Première ligne
Publié le vendredi 28 février 2025
C'est drôle et piquant à la fois. L'image d'un malheureux auteur qui a souffert sang et eau - c'est le cas de le dire - pour porter son manuscrit et finir en éclaboussant d'un coup de pistolet le tapis et le mur d'un non moins malheureux éditeur. Ce prétexte ne désespère pas le lecteur de vouloir découvrir la suite. Pourquoi l'impétrant écrivain aurait-il du renoncer à cette mauvaise manie, l'écriture ? Pire, l'écriture de sa vie ! Car l'auto-fiction, voilà l'ennemie ! Le défaut de prétention, le défaut d'imagination, le piège des mauvaises formules et des écrits approximatifs. Cette fièvre aussi qui saisit les éditeurs de publier à tout prix. Produire, produire, il en restera toujours quelque chose, éditer pour vendre mais à la fin, la littérature dans tout ça ?
L'idée est amusante de ce club des "Auteurs Anonymes" réunit sans une obscure arrière-salle d'un café dans le quartier des éditeurs parisiens. La parole censée délivrée de ces envies irrépressibles de raconter sa vie. Certains renoncent, d'autres replongent. Incompris la plupart du temps de leurs proches. Le lecteur ressent les deux souffrances, celle des malheureux poussés à ravaler leurs états d'âmes, celle des éditeurs qui se demandent comment dire non et une fois prononcé l'irrémédiable sentence, culpabilisent...
C'est d'autant plus piquant que Jean-Marie Laclavetine est éditeur chez Gallimard. Il appartient au comité de lecture. Il reçoit des manuscrits et de son avis dépend une parution, un avenir pour un écrivain en herbe. A l'origine, c'est aussi un auteur qui a lui-même abondé dans ... l'auto-fiction. Un peu de mauvaise foi alors ? Mais certains ont du talent, d'autres pas... Le lecteur jugera. Jean-Marie Laclavetine, c'est aussi lui qui a reçu par La Poste un manuscrit d'un certain... Boualem Sansal. Un éblouissement, il l'a dit.
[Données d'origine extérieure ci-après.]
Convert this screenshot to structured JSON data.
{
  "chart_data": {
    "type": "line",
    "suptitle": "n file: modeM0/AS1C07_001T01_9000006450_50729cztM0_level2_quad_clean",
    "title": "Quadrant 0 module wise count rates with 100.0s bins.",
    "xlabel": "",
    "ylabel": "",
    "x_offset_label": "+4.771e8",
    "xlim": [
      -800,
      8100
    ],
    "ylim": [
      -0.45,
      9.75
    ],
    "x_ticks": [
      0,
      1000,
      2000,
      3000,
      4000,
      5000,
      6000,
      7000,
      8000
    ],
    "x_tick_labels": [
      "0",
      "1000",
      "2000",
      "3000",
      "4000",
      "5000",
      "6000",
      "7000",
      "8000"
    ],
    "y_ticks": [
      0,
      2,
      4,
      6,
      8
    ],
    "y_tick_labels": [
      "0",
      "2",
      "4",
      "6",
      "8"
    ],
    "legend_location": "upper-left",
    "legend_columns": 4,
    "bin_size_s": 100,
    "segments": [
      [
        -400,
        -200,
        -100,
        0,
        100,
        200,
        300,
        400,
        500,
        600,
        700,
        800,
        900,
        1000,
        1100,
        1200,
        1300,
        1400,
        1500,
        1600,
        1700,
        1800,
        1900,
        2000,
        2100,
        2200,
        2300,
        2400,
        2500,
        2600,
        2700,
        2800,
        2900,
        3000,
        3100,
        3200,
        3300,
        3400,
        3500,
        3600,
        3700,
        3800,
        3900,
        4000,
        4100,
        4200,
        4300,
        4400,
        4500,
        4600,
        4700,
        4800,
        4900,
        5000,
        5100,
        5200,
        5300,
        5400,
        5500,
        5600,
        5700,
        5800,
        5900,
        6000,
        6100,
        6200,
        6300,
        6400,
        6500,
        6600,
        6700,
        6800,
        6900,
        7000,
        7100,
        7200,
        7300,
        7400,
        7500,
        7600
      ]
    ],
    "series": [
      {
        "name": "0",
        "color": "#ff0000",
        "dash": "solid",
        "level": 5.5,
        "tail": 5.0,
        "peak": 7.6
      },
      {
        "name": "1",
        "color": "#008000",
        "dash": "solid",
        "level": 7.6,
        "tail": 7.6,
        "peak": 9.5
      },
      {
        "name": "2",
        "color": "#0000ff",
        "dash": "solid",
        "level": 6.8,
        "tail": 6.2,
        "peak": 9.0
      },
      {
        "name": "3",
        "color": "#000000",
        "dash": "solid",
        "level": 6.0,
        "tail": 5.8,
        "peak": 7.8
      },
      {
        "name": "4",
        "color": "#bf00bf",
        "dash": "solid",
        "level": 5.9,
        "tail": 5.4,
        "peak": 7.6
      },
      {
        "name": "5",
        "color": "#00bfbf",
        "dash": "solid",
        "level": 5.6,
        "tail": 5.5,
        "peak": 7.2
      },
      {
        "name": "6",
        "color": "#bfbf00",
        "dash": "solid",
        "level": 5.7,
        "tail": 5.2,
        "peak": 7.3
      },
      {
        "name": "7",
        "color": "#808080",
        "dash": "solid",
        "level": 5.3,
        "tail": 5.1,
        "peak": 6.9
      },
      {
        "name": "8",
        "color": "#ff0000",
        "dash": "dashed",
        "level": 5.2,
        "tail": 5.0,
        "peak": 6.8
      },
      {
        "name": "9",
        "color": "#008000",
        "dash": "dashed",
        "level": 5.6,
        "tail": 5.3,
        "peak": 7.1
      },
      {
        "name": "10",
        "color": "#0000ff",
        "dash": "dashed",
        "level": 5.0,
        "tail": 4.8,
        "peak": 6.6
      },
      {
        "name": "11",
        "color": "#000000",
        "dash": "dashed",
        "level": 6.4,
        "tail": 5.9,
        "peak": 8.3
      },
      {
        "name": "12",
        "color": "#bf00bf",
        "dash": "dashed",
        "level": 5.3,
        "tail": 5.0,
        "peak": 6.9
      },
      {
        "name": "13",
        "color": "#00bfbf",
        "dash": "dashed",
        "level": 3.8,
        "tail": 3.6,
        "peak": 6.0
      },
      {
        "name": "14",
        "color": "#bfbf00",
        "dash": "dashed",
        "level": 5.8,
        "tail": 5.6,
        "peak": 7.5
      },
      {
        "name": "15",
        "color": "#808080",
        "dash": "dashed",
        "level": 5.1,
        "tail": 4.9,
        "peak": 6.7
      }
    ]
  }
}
Avec le succès que l'on sait. Heureux écrivain. Heureux lecteurs. Heureux éditeur. Il lui sera pardonné cette charge sur cette envie universelle de vouloir raconter sa vie, son oeuvre. L'écriture n'en a pas le monopole. L'époque est bien au narcissisme sous toute ses formes.
Extrait
« L'écriture, c'est comme l'armée : on y retrouve tout le monde. Des avocats, des secrétaires, des maçons, des boulangères, des critiques littéraires, des énarques, des politiciens, des ingénieurs agronomes, des fils de famille, des vagabonds, et même quelques écrivains.
Tous avec une montagne sur le cœur, un secret précieux, un vague à l'âme couleur perle, une vérité infime ou majuscule, une petite apocalypse, qui sait, dans la vie d'un lecteur futur. Mais plus probablement rien.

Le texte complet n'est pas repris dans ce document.